Disso é decorrência a defesa do secretário, manifestada em entrevista ao GLOBO, do fim da pena de prisão para pequenos traficantes - os chamados "aviões", que vendem pequenas quantidades de drogas para custear o próprio consumo e que estão no meio do caminho entre o tráfico ligado ao crime organizado e o usuário. Será um avanço indiscutível, desde que se tenha o cuidado de não deixar brechas para que as quadrilhas lancem mão de esquadrões de minitraficantes, nos moldes do que já acontece ao anteparo do Estatuto da Criança e do Adolescente.

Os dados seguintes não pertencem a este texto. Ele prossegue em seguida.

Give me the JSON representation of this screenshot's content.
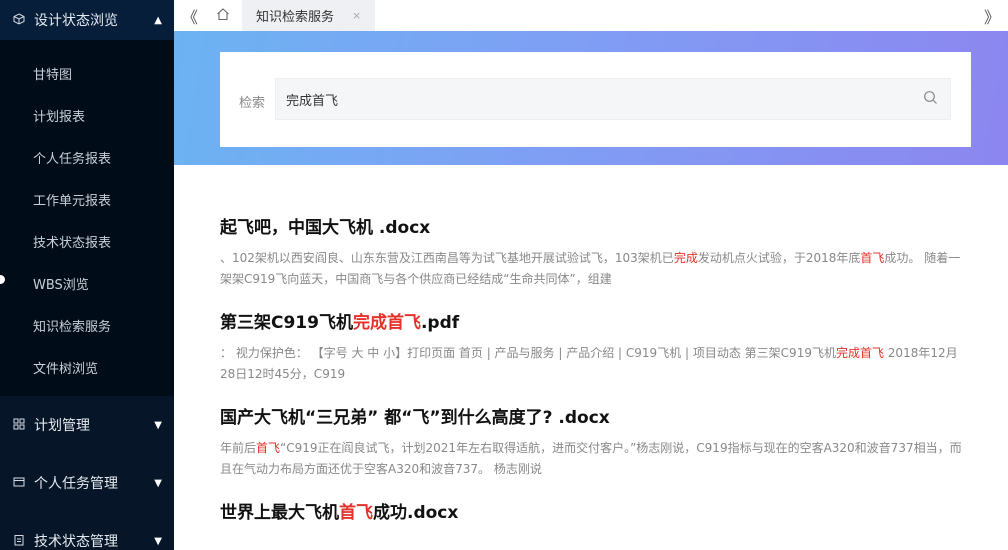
{
  "sidebar": {
    "expanded_group": {
      "label": "设计状态浏览",
      "icon": "cube-icon",
      "arrow": "▲"
    },
    "sub_items": [
      "甘特图",
      "计划报表",
      "个人任务报表",
      "工作单元报表",
      "技术状态报表",
      "WBS浏览",
      "知识检索服务",
      "文件树浏览"
    ],
    "collapsed_groups": [
      {
        "label": "计划管理",
        "icon": "grid-icon",
        "arrow": "▼"
      },
      {
        "label": "个人任务管理",
        "icon": "window-icon",
        "arrow": "▼"
      },
      {
        "label": "技术状态管理",
        "icon": "clipboard-icon",
        "arrow": "▼"
      }
    ]
  },
  "tabbar": {
    "prev": "《",
    "next": "》",
    "active_tab": "知识检索服务",
    "close": "×"
  },
  "search": {
    "label": "检索",
    "value": "完成首飞"
  },
  "results": [
    {
      "title_parts": [
        "起飞吧，中国大飞机 .docx"
      ],
      "title_hl": [
        false
      ],
      "desc_parts": [
        "、102架机以西安阎良、山东东营及江西南昌等为试飞基地开展试验试飞，103架机已",
        "完成",
        "发动机点火试验，于2018年底",
        "首飞",
        "成功。 随着一架架C919飞向蓝天，中国商飞与各个供应商已经结成“生命共同体”，组建"
      ],
      "desc_hl": [
        false,
        true,
        false,
        true,
        false
      ]
    },
    {
      "title_parts": [
        "第三架C919飞机",
        "完成首飞",
        ".pdf"
      ],
      "title_hl": [
        false,
        true,
        false
      ],
      "desc_parts": [
        "： 视力保护色： 【字号 大 中 小】打印页面 首页 | 产品与服务 | 产品介绍 | C919飞机 | 项目动态 第三架C919飞机",
        "完成首飞",
        "   2018年12月28日12时45分，C919"
      ],
      "desc_hl": [
        false,
        true,
        false
      ]
    },
    {
      "title_parts": [
        "国产大飞机“三兄弟” 都“飞”到什么高度了? .docx"
      ],
      "title_hl": [
        false
      ],
      "desc_parts": [
        "年前后",
        "首飞",
        "“C919正在阎良试飞，计划2021年左右取得适航，进而交付客户。”杨志刚说，C919指标与现在的空客A320和波音737相当，而且在气动力布局方面还优于空客A320和波音737。 杨志刚说"
      ],
      "desc_hl": [
        false,
        true,
        false
      ]
    },
    {
      "title_parts": [
        "世界上最大飞机",
        "首飞",
        "成功.docx"
      ],
      "title_hl": [
        false,
        true,
        false
      ],
      "desc_parts": [],
      "desc_hl": []
    }
  ]
}
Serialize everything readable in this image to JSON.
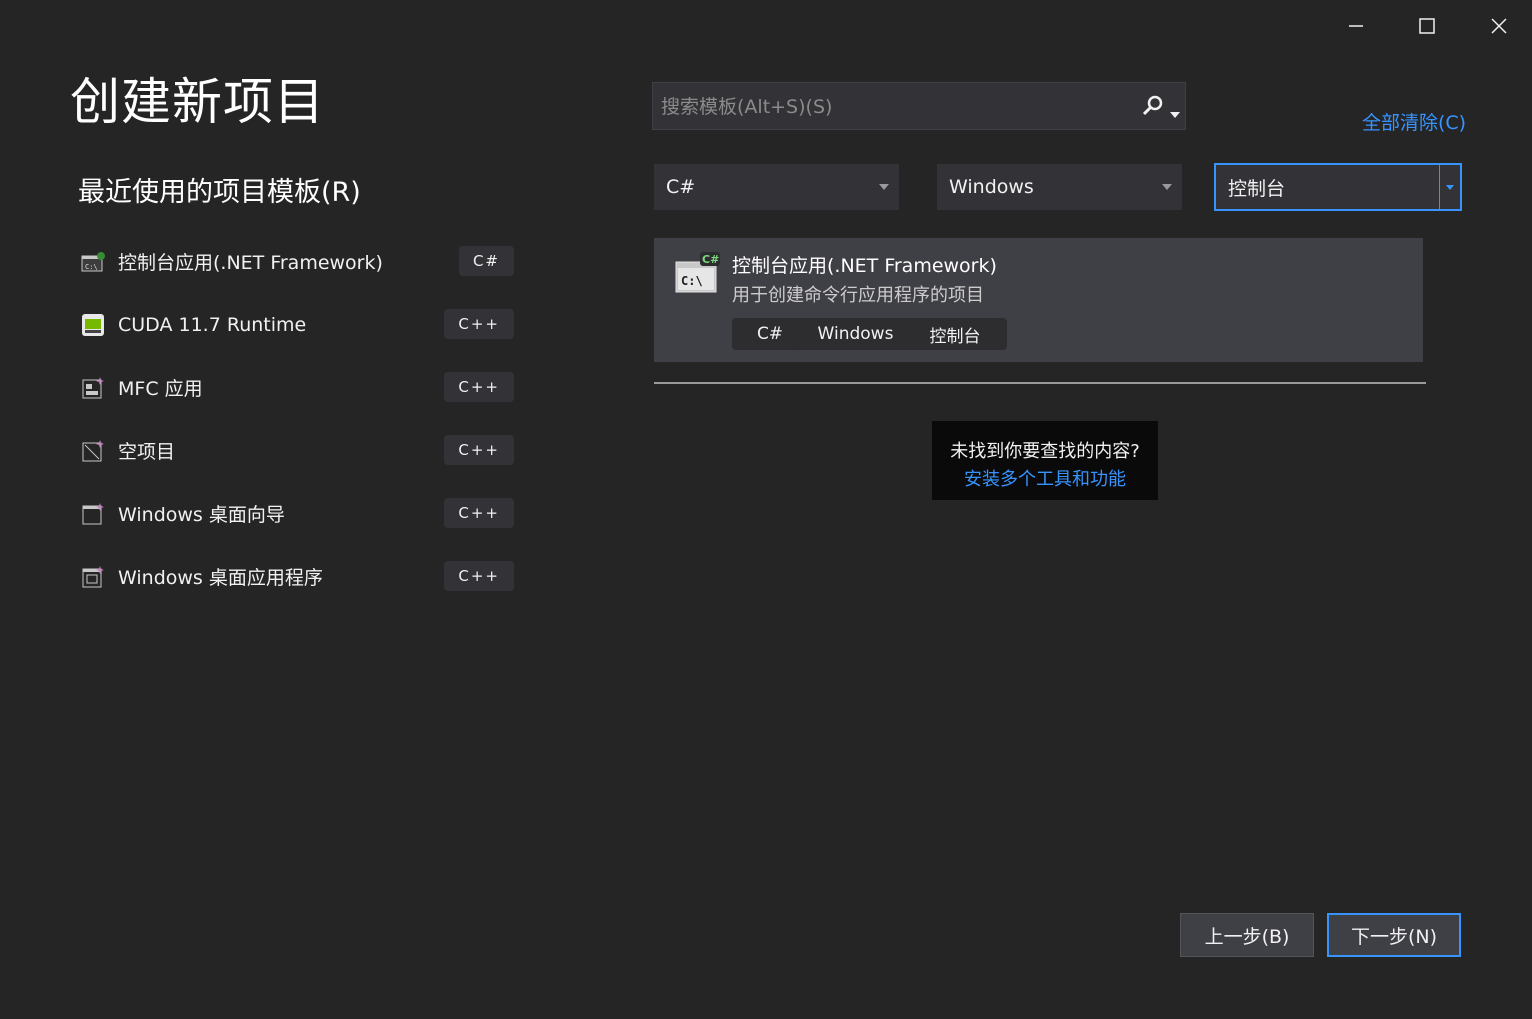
{
  "window": {
    "minimize_icon": "minimize-icon",
    "maximize_icon": "maximize-icon",
    "close_icon": "close-icon"
  },
  "page_title": "创建新项目",
  "recent": {
    "title": "最近使用的项目模板(R)",
    "items": [
      {
        "label": "控制台应用(.NET Framework)",
        "lang": "C#",
        "icon": "console-app-icon"
      },
      {
        "label": "CUDA 11.7 Runtime",
        "lang": "C++",
        "icon": "cuda-icon"
      },
      {
        "label": "MFC 应用",
        "lang": "C++",
        "icon": "mfc-app-icon"
      },
      {
        "label": "空项目",
        "lang": "C++",
        "icon": "empty-project-icon"
      },
      {
        "label": "Windows 桌面向导",
        "lang": "C++",
        "icon": "desktop-wizard-icon"
      },
      {
        "label": "Windows 桌面应用程序",
        "lang": "C++",
        "icon": "desktop-app-icon"
      }
    ]
  },
  "search": {
    "placeholder": "搜索模板(Alt+S)(S)",
    "icon": "search-icon"
  },
  "clear_all": "全部清除(C)",
  "filters": {
    "language": "C#",
    "platform": "Windows",
    "project_type": "控制台"
  },
  "results": [
    {
      "title": "控制台应用(.NET Framework)",
      "description": "用于创建命令行应用程序的项目",
      "tags": [
        "C#",
        "Windows",
        "控制台"
      ],
      "icon": "console-app-icon"
    }
  ],
  "not_found": {
    "question": "未找到你要查找的内容?",
    "link": "安装多个工具和功能"
  },
  "buttons": {
    "back": "上一步(B)",
    "next": "下一步(N)"
  },
  "colors": {
    "background": "#252526",
    "accent": "#3794ff",
    "card": "#3f3f46"
  }
}
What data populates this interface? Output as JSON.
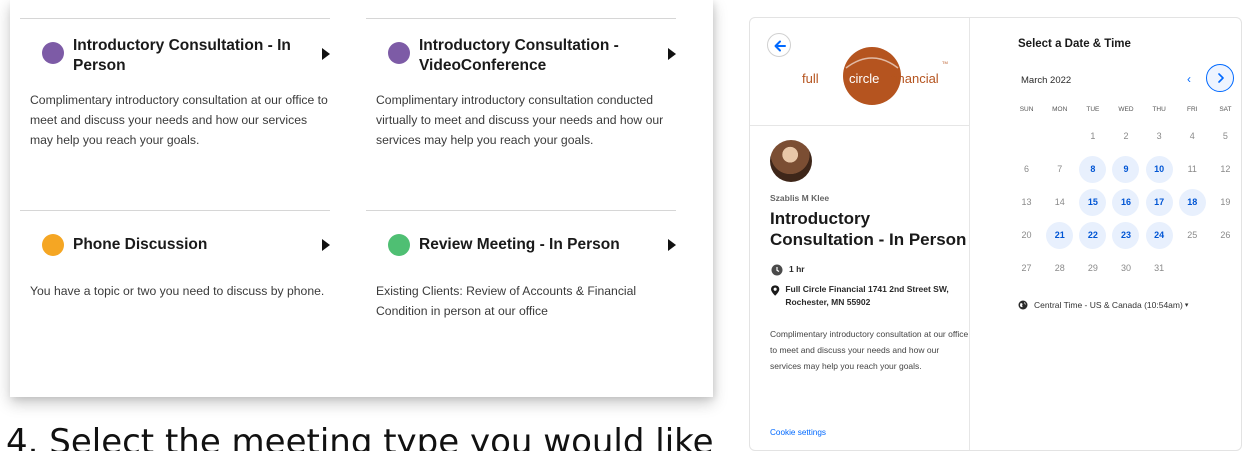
{
  "event_types": [
    {
      "name": "Introductory Consultation - In Person",
      "color": "#7d5ba6",
      "description": "Complimentary introductory consultation at our office to meet and discuss your needs and how our services may help you reach your goals."
    },
    {
      "name": "Introductory Consultation - VideoConference",
      "color": "#7d5ba6",
      "description": "Complimentary introductory consultation conducted virtually to meet and discuss your needs and how our services may help you reach your goals."
    },
    {
      "name": "Phone Discussion",
      "color": "#f5a623",
      "description": "You have a topic or two you need to discuss by phone."
    },
    {
      "name": "Review Meeting - In Person",
      "color": "#4fbf73",
      "description": "Existing Clients: Review of Accounts & Financial Condition in person at our office"
    }
  ],
  "step_heading": "4. Select the meeting type you would like",
  "widget": {
    "logo": {
      "word_left": "full",
      "word_circle": "circle",
      "word_right": "financial",
      "trademark": "TM",
      "brand_color": "#b5541f"
    },
    "host": "Szablis M Klee",
    "event_title": "Introductory Consultation - In Person",
    "duration": "1 hr",
    "location": "Full Circle Financial 1741 2nd Street SW, Rochester, MN 55902",
    "description": "Complimentary introductory consultation at our office to meet and discuss your needs and how our services may help you reach your goals.",
    "cookie_settings": "Cookie settings",
    "select_title": "Select a Date & Time",
    "month": "March 2022",
    "weekdays": [
      "SUN",
      "MON",
      "TUE",
      "WED",
      "THU",
      "FRI",
      "SAT"
    ],
    "leading_blanks": 2,
    "days": [
      {
        "d": "1",
        "a": false
      },
      {
        "d": "2",
        "a": false
      },
      {
        "d": "3",
        "a": false
      },
      {
        "d": "4",
        "a": false
      },
      {
        "d": "5",
        "a": false
      },
      {
        "d": "6",
        "a": false
      },
      {
        "d": "7",
        "a": false
      },
      {
        "d": "8",
        "a": true
      },
      {
        "d": "9",
        "a": true
      },
      {
        "d": "10",
        "a": true
      },
      {
        "d": "11",
        "a": false
      },
      {
        "d": "12",
        "a": false
      },
      {
        "d": "13",
        "a": false
      },
      {
        "d": "14",
        "a": false
      },
      {
        "d": "15",
        "a": true
      },
      {
        "d": "16",
        "a": true
      },
      {
        "d": "17",
        "a": true
      },
      {
        "d": "18",
        "a": true
      },
      {
        "d": "19",
        "a": false
      },
      {
        "d": "20",
        "a": false
      },
      {
        "d": "21",
        "a": true
      },
      {
        "d": "22",
        "a": true
      },
      {
        "d": "23",
        "a": true
      },
      {
        "d": "24",
        "a": true
      },
      {
        "d": "25",
        "a": false
      },
      {
        "d": "26",
        "a": false
      },
      {
        "d": "27",
        "a": false
      },
      {
        "d": "28",
        "a": false
      },
      {
        "d": "29",
        "a": false
      },
      {
        "d": "30",
        "a": false
      },
      {
        "d": "31",
        "a": false
      }
    ],
    "timezone": "Central Time - US & Canada (10:54am)",
    "accent": "#0069ff"
  }
}
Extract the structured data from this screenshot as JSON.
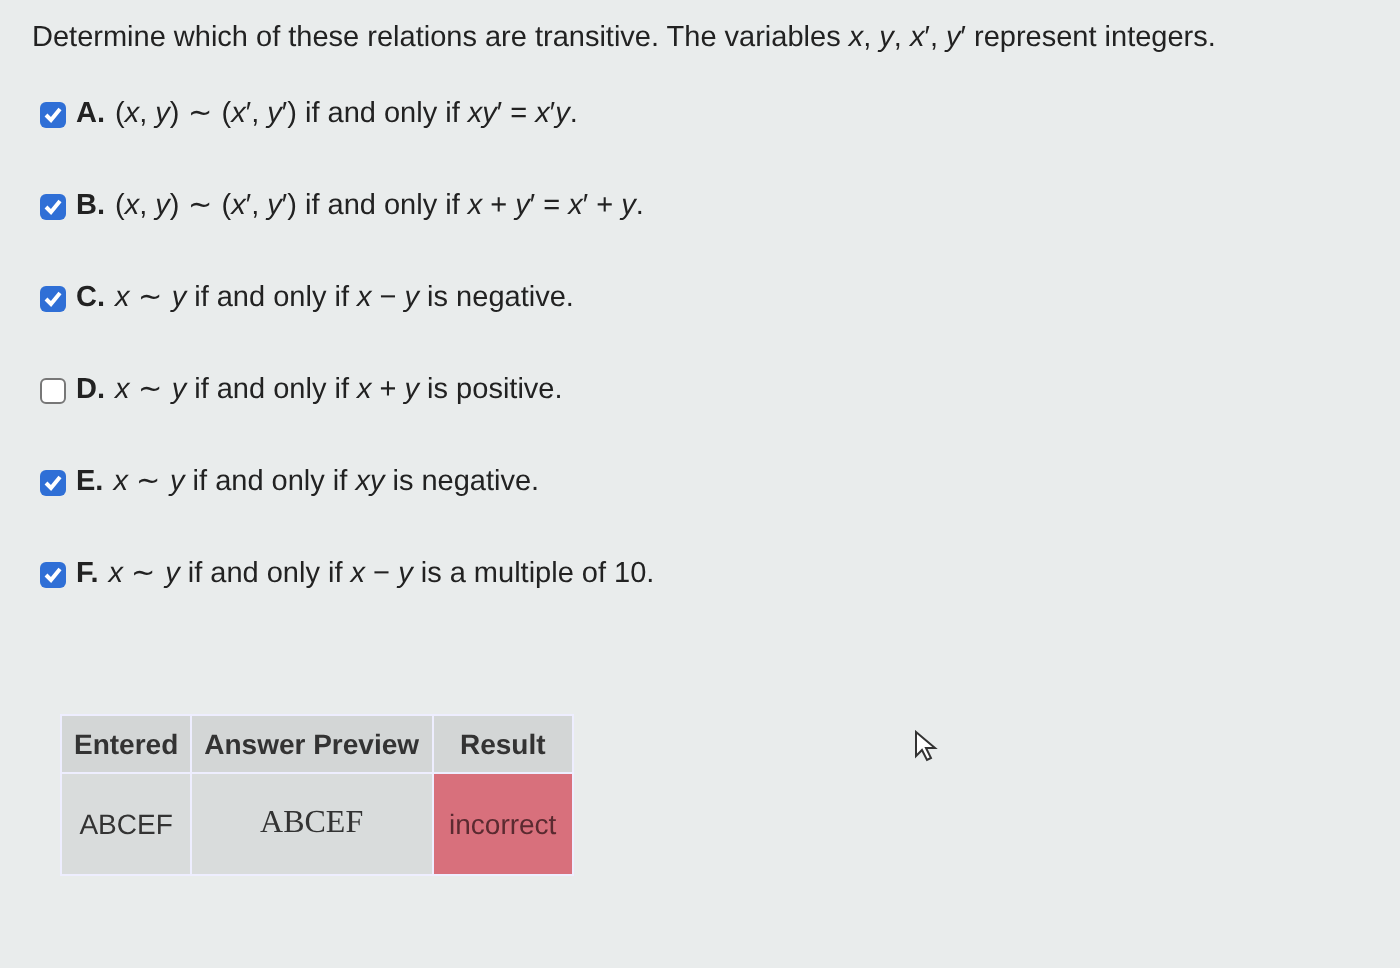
{
  "question": "Determine which of these relations are transitive. The variables *x*, *y*, *x*′, *y*′ represent integers.",
  "options": [
    {
      "label": "A.",
      "text": "(*x*, *y*) ∼ (*x*′, *y*′) if and only if *xy*′ = *x*′*y*.",
      "checked": true
    },
    {
      "label": "B.",
      "text": "(*x*, *y*) ∼ (*x*′, *y*′) if and only if *x* + *y*′ = *x*′ + *y*.",
      "checked": true
    },
    {
      "label": "C.",
      "text": "*x* ∼ *y* if and only if *x* − *y* is negative.",
      "checked": true
    },
    {
      "label": "D.",
      "text": "*x* ∼ *y* if and only if *x* + *y* is positive.",
      "checked": false
    },
    {
      "label": "E.",
      "text": "*x* ∼ *y* if and only if *xy* is negative.",
      "checked": true
    },
    {
      "label": "F.",
      "text": "*x* ∼ *y* if and only if *x* − *y* is a multiple of 10.",
      "checked": true
    }
  ],
  "results_table": {
    "columns": [
      "Entered",
      "Answer Preview",
      "Result"
    ],
    "rows": [
      {
        "entered": "ABCEF",
        "answer_preview": "ABCEF",
        "result": "incorrect",
        "correct": false
      }
    ]
  }
}
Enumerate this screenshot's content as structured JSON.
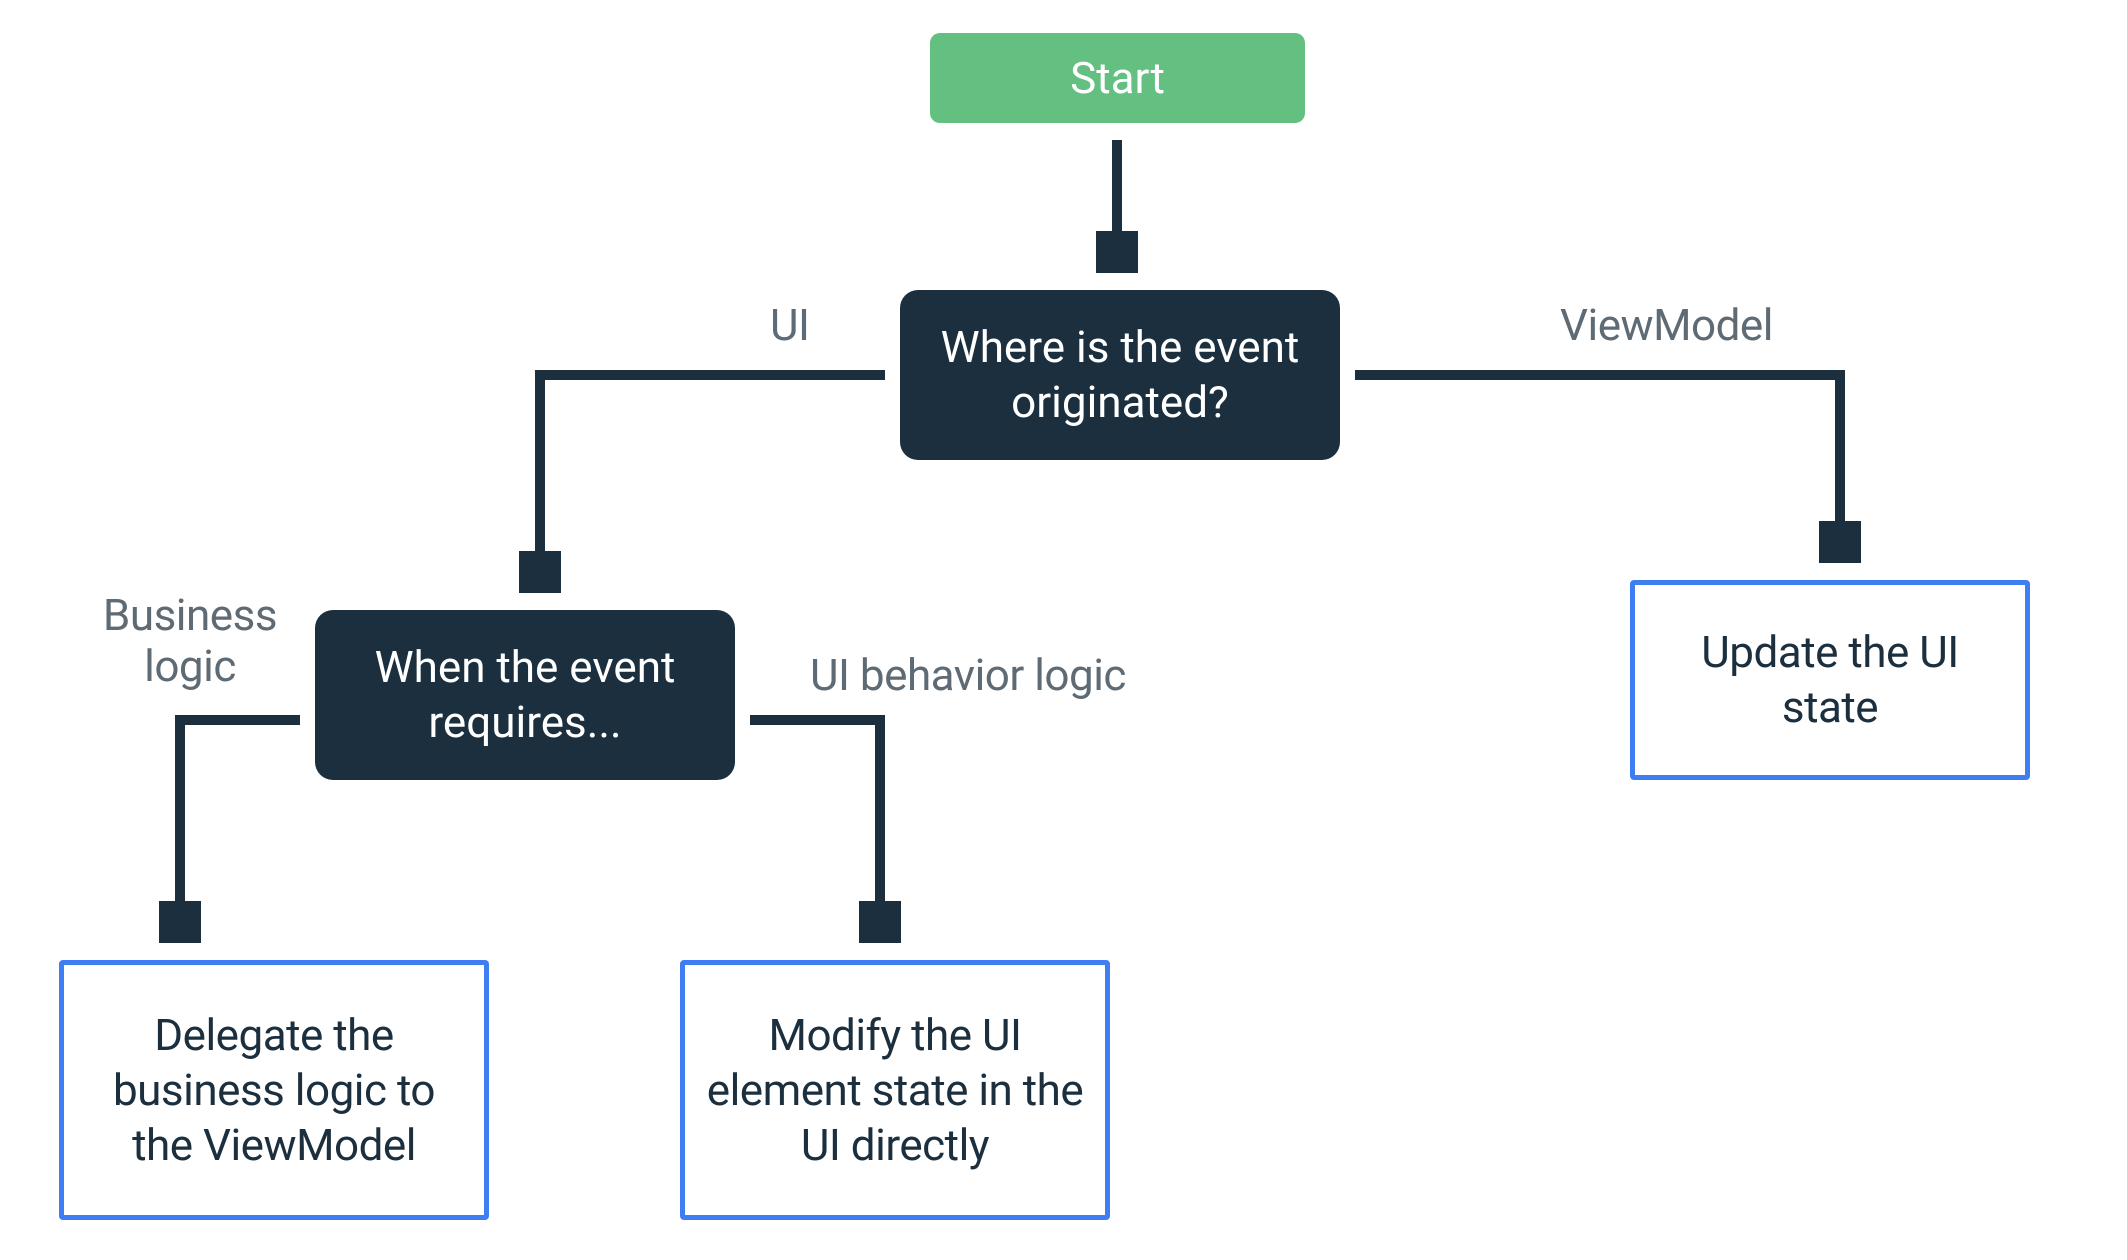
{
  "nodes": {
    "start": "Start",
    "decision1": "Where is the event originated?",
    "decision2": "When the event requires...",
    "result_update": "Update the UI state",
    "result_modify": "Modify the UI element state in the UI directly",
    "result_delegate": "Delegate the business logic to the ViewModel"
  },
  "edges": {
    "ui": "UI",
    "viewmodel": "ViewModel",
    "business_logic": "Business logic",
    "ui_behavior_logic": "UI behavior logic"
  },
  "colors": {
    "start_bg": "#64c080",
    "decision_bg": "#1b2f3e",
    "result_border": "#3f7ef2",
    "edge_label": "#5e6b75",
    "arrow": "#1b2f3e"
  }
}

Essa opção por uma política em que se delimita responsabilidades mais claramente tem duas pontas positivas: afasta-se o pequeno infrator da influência das quadrilhas que notoriamente dominam os presídios do país, aplicando-lhe penas alternativas em vez de o confinar em celas para jogá-lo de vez no colo do banditismo, e abrem-se vagas nas cadeias para ali manter aqueles que, de fato, precisam ou merecem ser submetidos ao rigor punitivo e correcional da legislação penitenciária.

Embora óbvias como ações capazes de dotar o Estado de meios mais eficazes de combater as drogas, são providências que dependem de apetite político para serem implementadas. O país fez avançar a legislação em 2006, ao distinguir o usuário do traficante. Mas ainda assim não se andou o suficiente: desde aquele ano, houve um aumento de 40 mil pessoas presas por crimes relacionados a drogas, nem todas ligadas ao crime organizado. Em razão desta realidade, é procedente a instigação que o secretário Abramovay deixou na entrevista: deve-se reintegrar o pequeno traficante à sociedade, dando-lhe a oportunidade de se regenerar, ou desistir dele, entregando-o aos grupos criminosos?

É positivo, também, o alinhamento da Senad com programas consistentes de combate às drogas - como o propugnado pela Comissão Latino-Americana Sobre Drogas e Democracia, que reúne ex-presidentes (entre os quais Fernando Henrique Cardoso) e outras personalidades do continente, em defesa de uma nova estratégia política e de polícia, a partir de um amplo debate que examine temas como a legalização das drogas. Mas esta é uma discussão que necessariamente extrapola fronteiras, pois o país não pode assumir posições unilaterais, sem assegurar o compromisso de outras nações com operações integradas de combate ao tráfico, à produção e distribuição de entorpecentes.